If you still are getting a misfire code after replacing the injector, then it could be mechanical issue (valvetrain or the head itself) with the engine and not transmission related. If compression and leakdown look good (and plugs, coil and injector have been replaced) then the only other culprit could be a weak fuel pump. There were several TSBs concerning misfire codes (there were PCM flash updates) and warped heads on the 2016 models but not for 2017. On a side note +2016 pentastars are VVT and VVL equipped along with a liquid cooled EGR that can also be a culprit. However, if your 2017 was an early production then it is possible some of those issues may have made it to your durango. A consistent misfire code that does not go away when replacing spark plugs, coil or injector is usually a sign that the valvetrain (worn lobe, rocker arm or lifter) is usually to blame. Multiple misfire codes on one bank are usually a sign of a bad head or head gasket. Again compression and leakdown tests can help diagnose this without having to tear into the engine.
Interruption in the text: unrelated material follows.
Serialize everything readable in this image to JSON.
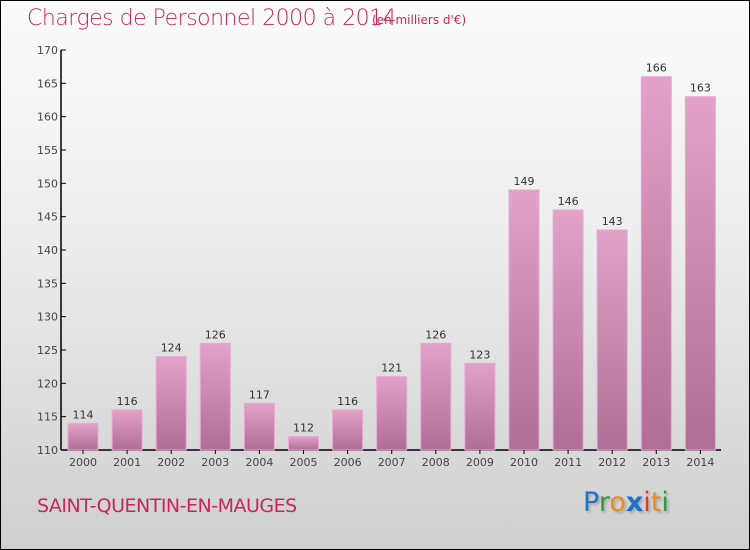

Those are the test I would have done up front along with a fuel pressure test as I generally don't like throwing parts at a problem. This will tell you if the engine is mechanically sound.

I would also start logging engine performance...RPM, MAP, LT/ST fuel trims, spark, O2 voltages, injector duty cycle (I use HP tuners but alfaobd software can also log these PIDs) so you can compare readings when the engine runs good to when it starts to shake.

BTW when you replaced the plugs how did #2 look compared to the other cylinders...was it darker in color?
 
Joe:
Welcome to DDN. The forum does not do a good job of informing, but this thread has not been active since December of '22.

The issue mentioned is a somewhat common one for the 3.6L engine, but many don't experience it.